In dettaglio, le Regioni ''si caratterizzano come i soggetti più rilevanti con 14,915 miliardi complessivamente stipulati'', pari al 60% del totale, seguite da 30 comuni capoluogo con 5,988 miliardi (24% del totale), da 32 province con 2,415 miliardi (10%) e 137 comuni non capoluogo con 1,449 miliardi (6%). Riassumendo, insomma, dal 2008, ha ricordato la Cannata, "da quando cioè è stato introdotto per regioni ed enti locali il divieto di sottoscrivere strumenti finanziari derivati, risultano scaduti o estinti anticipatamente 947 contratti di swap con un nozionale iniziale complessivamente cancellato di circa 16,2 miliardi". un fenomeno peraltro che aveva raggiunto la massima dimensione nel 2007 con 798 enti interessati e 1.333 contratti.

Inevitabile un riferimento alla controversa questione del contratto stipulato con Morgan Stanley, che all'inizio del 2012 aveva avanzato la richiesta di chiudere una posizione su un contratto derivato sottoscritto con il governo italiano nel 1994. La Cannata ha sottolineato come "alla fine del 2011 la posizione di credito della Repubblica appariva così fragile che Morgan Stanley ritenne di non poter tralasciare di avvalersi della posizione di forza'' legata a una clausola rescissoria del contratto.

Una estinzione anticipata che ha provocato perdite per 2,5 miliardi di euro ma che - ha spiegato la dirigente del Mef - avrebbero potuto essere molto più alte. In quell'occasione, ha ricordato, ''il Tesoro ha negoziato attivamente, effettuando alcune ristrutturazioni e chiudendo buona parte del portafoglio con la controparte: anche se l'esborso è stato considerevole è risultato comunque inferiore a quello che ci sarebbe stato subendo passivamente l'esercizio della clausola''.

'In tredici contratti restano clausole di risoluzione anticipata'

Ma la questione delle clausole è evidentemente un elemento che pesa nella valutazione delle operazioni su derivati. Alla luce di quella vicenda la Cannata - nel testo depositato in commissione - ha spiegato che in tredici contratti rimangono "clausole di risoluzione anticipata al valore di mercato''. "Tale facoltà - si precisa - è riconosciuta ad entrambe le parti contraenti a date definite in alcuni casi senza che sia necessario il verificarsi una qualche condizione, in altri, invece, subordinatamente al verificarsi di un evento di credito'' ovvero nel taglio del rating al di sotto di una determinata soglia (A- nel caso di Standard & Poor's e A3 nel caso di Moody's.

La pesante 'esperienza' maturata nel caso Morgan Stanley, evidentemente, ripropone il nodo del dialogo con le controparti (spesso grandi gruppi internazionali). ''Attualmente - ha rivelato la responsabile del debito pubblico - le controparti in contratti derivati del Tesoro sono diciannove, di cui diciassette sono Specialisti in titoli di Stato e due no" anche se queste ultime, ''sono di posizioni residuali''.
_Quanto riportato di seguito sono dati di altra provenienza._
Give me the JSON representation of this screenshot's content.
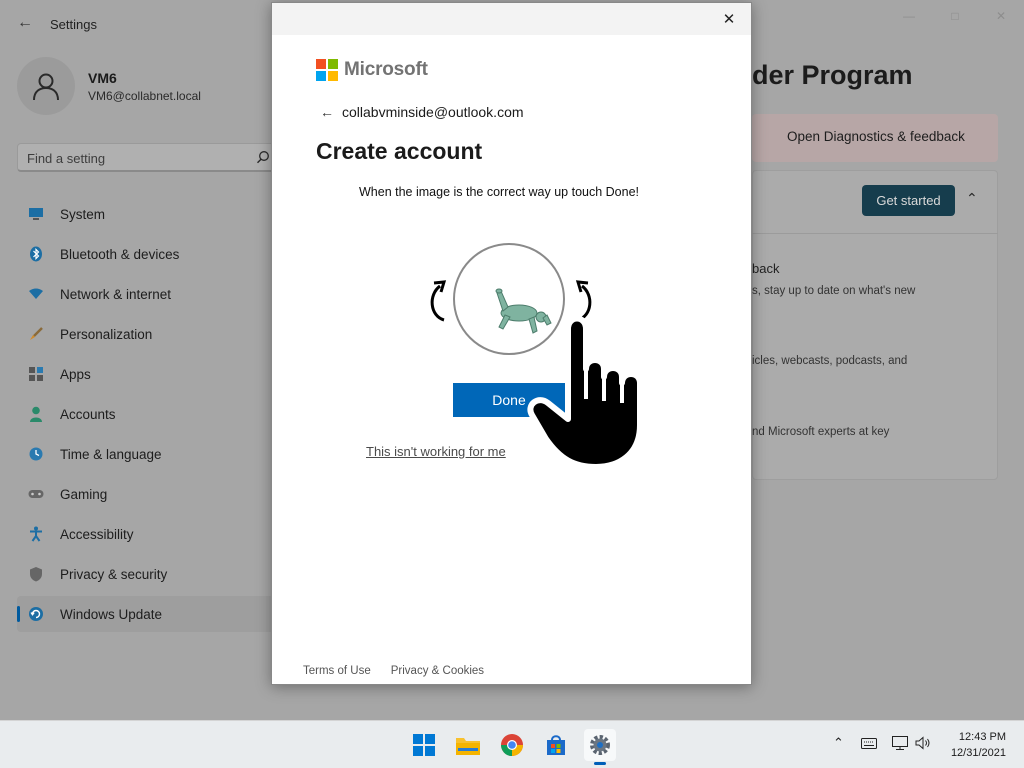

E comunque, ha rivendicato la Cannata, "potersi avvalere di un gruppo di banche impegnate a sottoscrivere con continuità, in ogni condizione di mercato, le aste di emissione dei titoli, nonché a sostenere il mercato secondario regolamentato con una presenza costante in quotazione su una molteplicità di titoli ha dimostrato tutta la sua importanza durante i momenti peggiori della crisi". "Nonostante le difficoltà, le attività del Tesoro sono state sempre coperte - ha concluso - con una tenuta che ha talora sorpreso il mercato stesso".